In addition to his many accomplishments as a physician and researcher, Dr. Robert Kyle is also very well-known in the field of philately. His journey as a stamp collector had an interesting start. In 1965, during a forty-day hospitalization for a back injury, Dr. Kyle returned to a childhood hobby: stamp collecting. After his release, he spent more time learning about stamps, and was inspired to make a list of all the blood transfusion stamps that had been issued throughout the world. This resulted in a collection of about 120 stamps dedicated to the subject. He also began a collection of commemorative stamps related to cancer.

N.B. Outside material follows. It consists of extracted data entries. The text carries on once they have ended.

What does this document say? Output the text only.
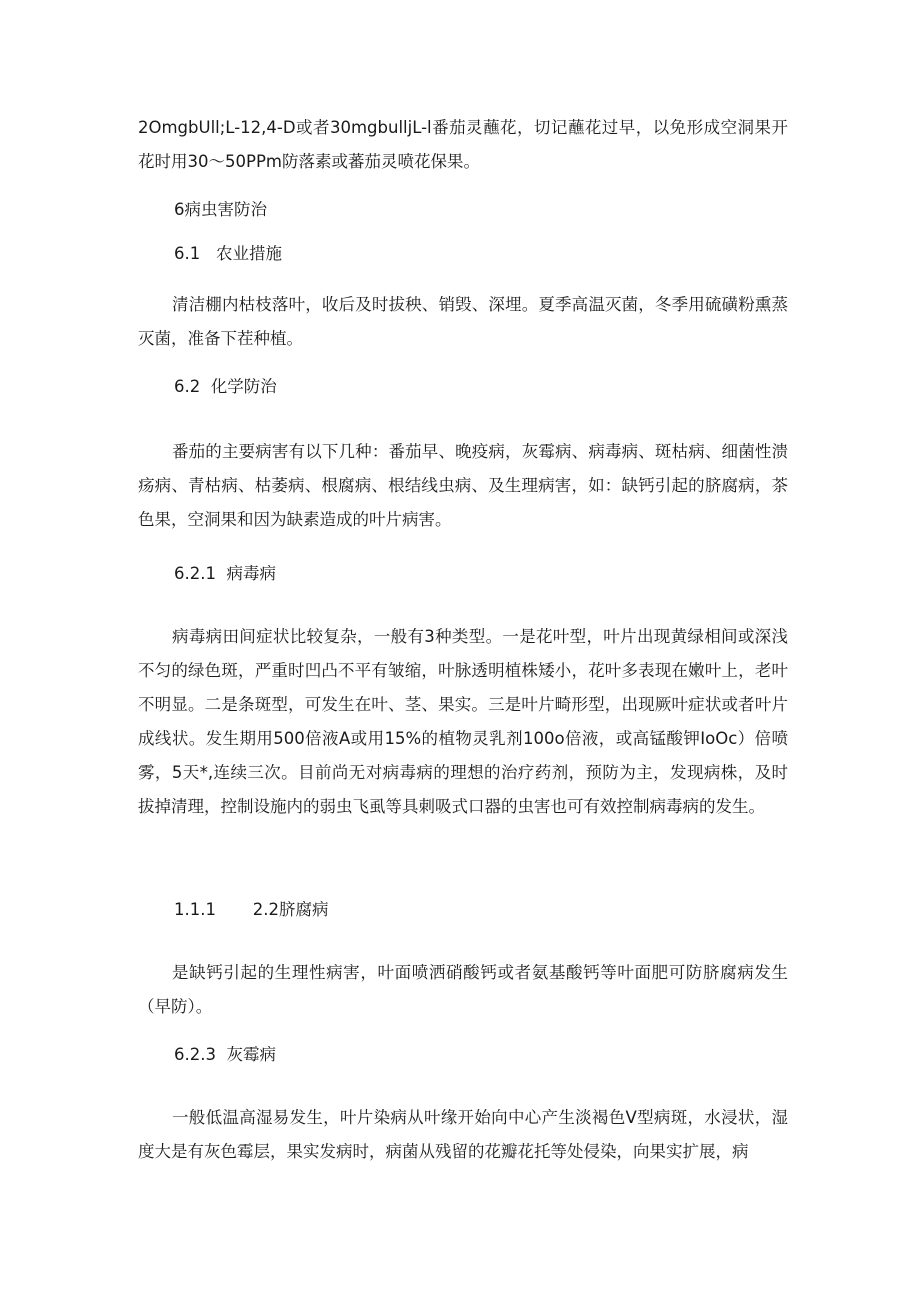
2OmgbUll;L-12,4-D或者30mgbulljL-l番茄灵蘸花，切记蘸花过早，以免形成空洞果开花时用30～50PPm防落素或蕃茄灵喷花保果。

6病虫害防治
6.1   农业措施

清洁棚内枯枝落叶，收后及时拔秧、销毁、深埋。夏季高温灭菌，冬季用硫磺粉熏蒸灭菌，准备下茬种植。

6.2  化学防治

番茄的主要病害有以下几种：番茄早、晚疫病，灰霉病、病毒病、斑枯病、细菌性溃疡病、青枯病、枯萎病、根腐病、根结线虫病、及生理病害，如：缺钙引起的脐腐病，茶色果，空洞果和因为缺素造成的叶片病害。

6.2.1  病毒病

病毒病田间症状比较复杂，一般有3种类型。一是花叶型，叶片出现黄绿相间或深浅不匀的绿色斑，严重时凹凸不平有皱缩，叶脉透明植株矮小，花叶多表现在嫩叶上，老叶不明显。二是条斑型，可发生在叶、茎、果实。三是叶片畸形型，出现厥叶症状或者叶片成线状。发生期用500倍液A或用15%的植物灵乳剂100o倍液，或高锰酸钾IoOc）倍喷雾，5天*,连续三次。目前尚无对病毒病的理想的治疗药剂，预防为主，发现病株，及时拔掉清理，控制设施内的弱虫飞虱等具刺吸式口器的虫害也可有效控制病毒病的发生。

1.1.1       2.2脐腐病

是缺钙引起的生理性病害，叶面喷洒硝酸钙或者氨基酸钙等叶面肥可防脐腐病发生（早防）。

6.2.3  灰霉病

一般低温高湿易发生，叶片染病从叶缘开始向中心产生淡褐色V型病斑，水浸状，湿度大是有灰色霉层，果实发病时，病菌从残留的花瓣花托等处侵染，向果实扩展，病
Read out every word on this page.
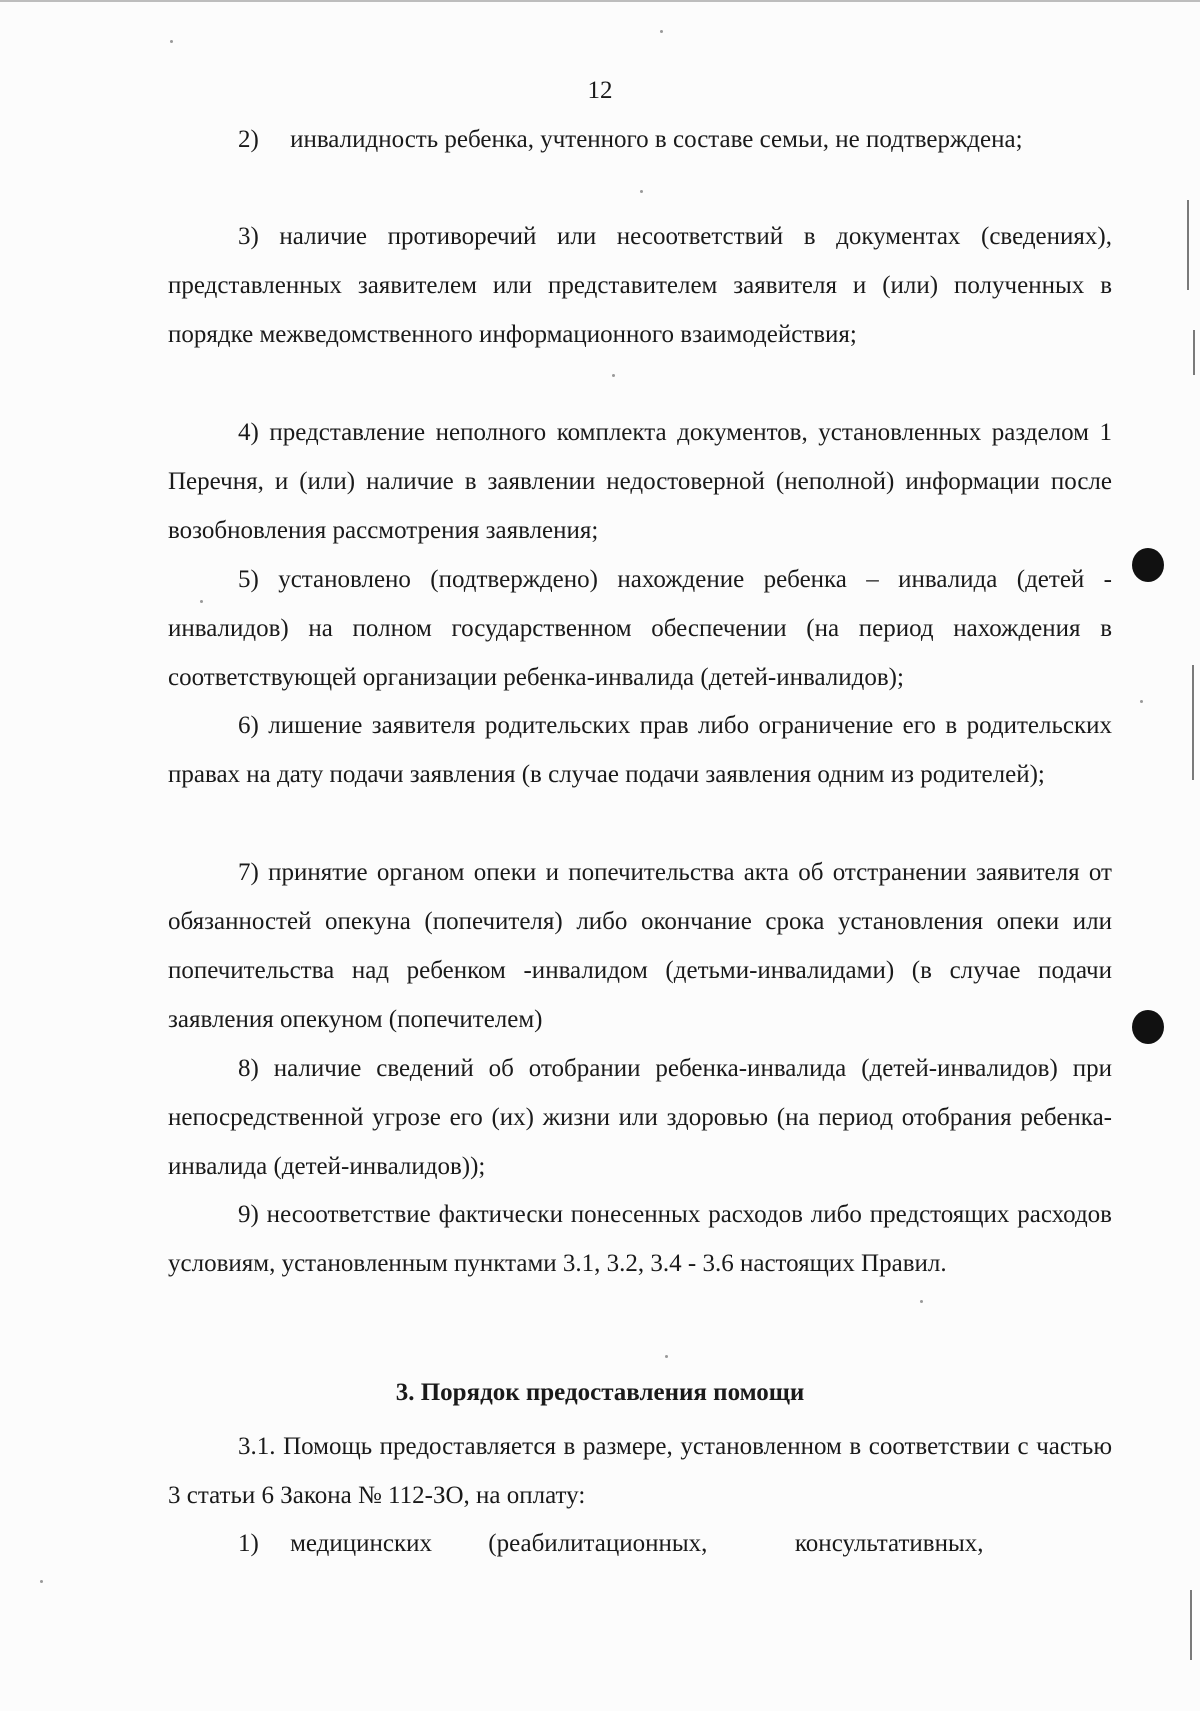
12

2)     инвалидность ребенка, учтенного в составе семьи, не подтверждена;

3) наличие противоречий или несоответствий в документах (сведениях), представленных заявителем или представителем заявителя и (или) полученных в порядке межведомственного информационного взаимодействия;

4) представление неполного комплекта документов, установленных разделом 1 Перечня, и (или) наличие в заявлении недостоверной (неполной) информации после возобновления рассмотрения заявления;

5) установлено (подтверждено) нахождение ребенка – инвалида (детей - инвалидов) на полном государственном обеспечении (на период нахождения в соответствующей организации ребенка-инвалида (детей-инвалидов);

6) лишение заявителя родительских прав либо ограничение его в родительских правах на дату подачи заявления (в случае подачи заявления одним из родителей);

7) принятие органом опеки и попечительства акта об отстранении заявителя от обязанностей опекуна (попечителя) либо окончание срока установления опеки или попечительства над ребенком -инвалидом (детьми-инвалидами) (в случае подачи заявления опекуном (попечителем)

8) наличие сведений об отобрании ребенка-инвалида (детей-инвалидов) при непосредственной угрозе его (их) жизни или здоровью (на период отобрания ребенка-инвалида (детей-инвалидов));

9) несоответствие фактически понесенных расходов либо предстоящих расходов условиям, установленным пунктами 3.1, 3.2, 3.4 - 3.6 настоящих Правил.

3. Порядок предоставления помощи

3.1. Помощь предоставляется в размере, установленном в соответствии с частью 3 статьи 6 Закона № 112-ЗО, на оплату:

1)     медицинских         (реабилитационных,              консультативных,
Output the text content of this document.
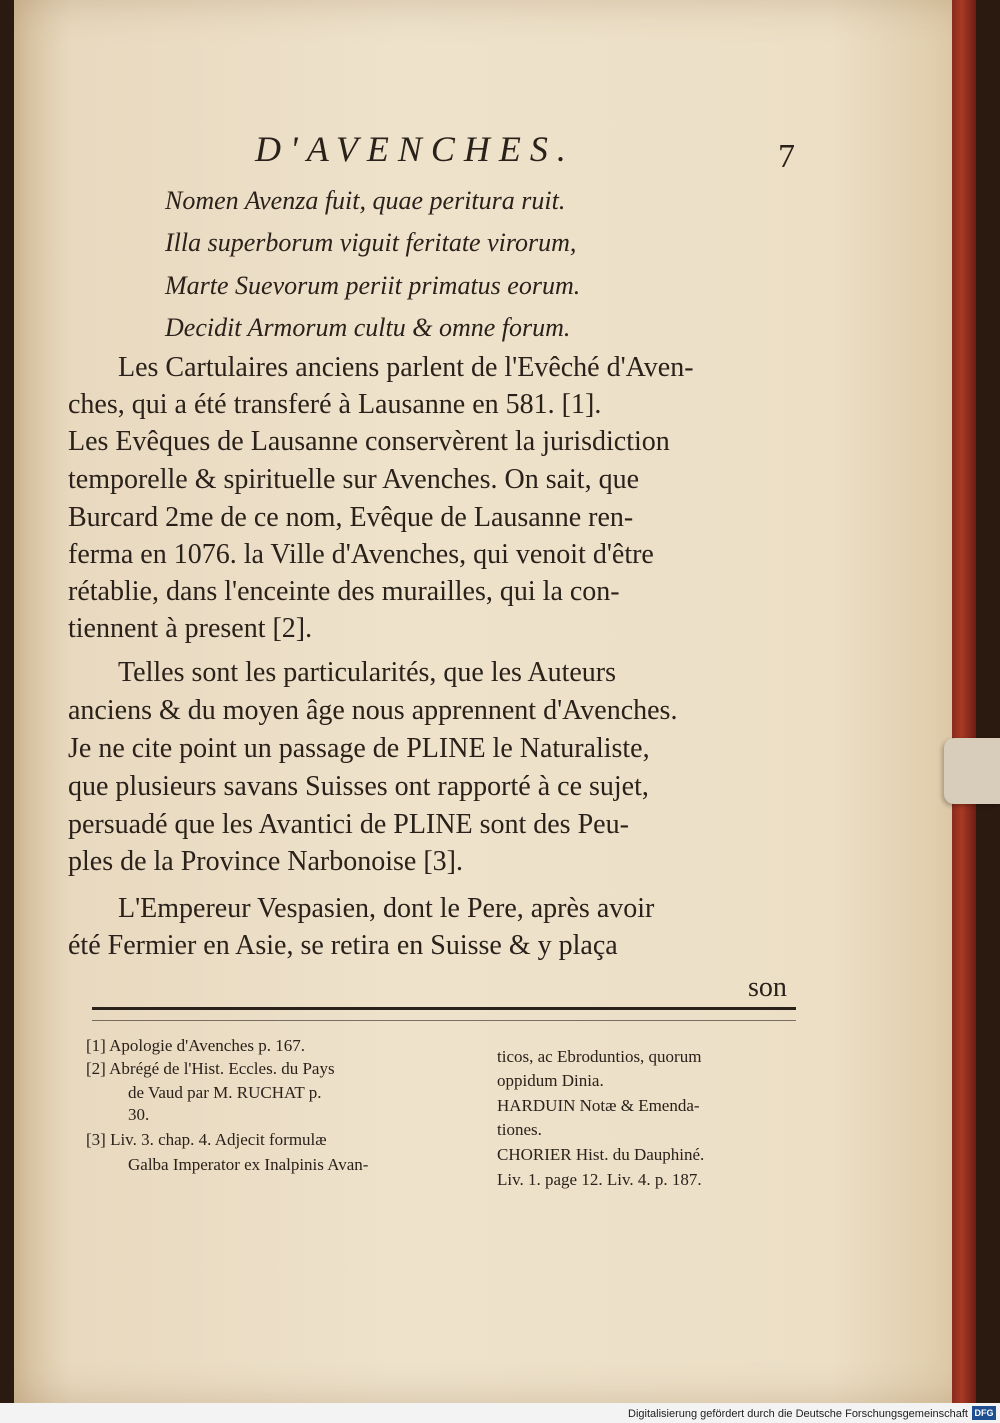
D'AVENCHES.	7
Nomen Avenza fuit, quae peritura ruit.
Illa superborum viguit feritate virorum,
Marte Suevorum periit primatus eorum.
Decidit Armorum cultu & omne forum.
Les Cartulaires anciens parlent de l'Evêché d'Aven-
ches, qui a été transferé à Lausanne en 581. [1].
Les Evêques de Lausanne conservèrent la jurisdiction
temporelle & spirituelle sur Avenches. On sait, que
Burcard 2me de ce nom, Evêque de Lausanne ren-
ferma en 1076. la Ville d'Avenches, qui venoit d'être
rétablie, dans l'enceinte des murailles, qui la con-
tiennent à present [2].
Telles sont les particularités, que les Auteurs
anciens & du moyen âge nous apprennent d'Avenches.
Je ne cite point un passage de PLINE le Naturaliste,
que plusieurs savans Suisses ont rapporté à ce sujet,
persuadé que les Avantici de PLINE sont des Peu-
ples de la Province Narbonoise [3].
L'Empereur Vespasien, dont le Pere, après avoir
été Fermier en Asie, se retira en Suisse & y plaça
son
[1] Apologie d'Avenches p. 167.
[2] Abrégé de l'Hist. Eccles. du Pays
de Vaud par M. RUCHAT p.
30.
[3] Liv. 3. chap. 4. Adjecit formulæ
Galba Imperator ex Inalpinis Avan-
ticos, ac Ebroduntios, quorum
oppidum Dinia.
HARDUIN Notæ & Emenda-
tiones.
CHORIER Hist. du Dauphiné.
Liv. 1. page 12. Liv. 4. p. 187.
Digitalisierung gefördert durch die Deutsche Forschungsgemeinschaft DFG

Subsequently, Dr. Kyle became involved in the American Topical Association and eventually was named president of the Medical Subjects Unit. With the support of his friend, Irving J. Wolman, MD, a pediatric hematologist at Children’s Hospital in Philadelphia, he began a letter writing campaign to the U.S. Postal Service requesting the issuance of a commemorative stamp honoring blood donors. The American Association of Blood Banks soon learned about this campaign and helped influence the US Postal Service. In 1971, the U.S. Postal Service issued the first U.S. stamp devoted to blood transfusion, Dr. Kyle attended the First Day Stamp Ceremonies in New York City and was present at the issuance of the stamp.
With a colleague at the Mayo Clinic, Marc Shampo, PhD, Dr. Kyle published a book on vignettes about people who had made important medical contributions and the stamps issued in their honor, published by JAMA. He continued to write vignettes on the intersection of medicine and philately, which were published by JAMA, and then later in the Mayo Clinic Proceedings, resulting in over 650 articles and four books of vignettes. His subjects have ranged from stamps highlighting the history of malaria to, more recently, stamps issued by Austria in honor of the COVID-19 pandemic. Dr. Kyle has received several honors for his writing including the prestigious Myrtle Watt Award for Medical Philately Journalism. In 1982, he was named the Distinguished Topical Philatelist by the American Topical Association. Dr. Kyle is still an active stamp collector, and continues to collect U.S. commemorative stamps.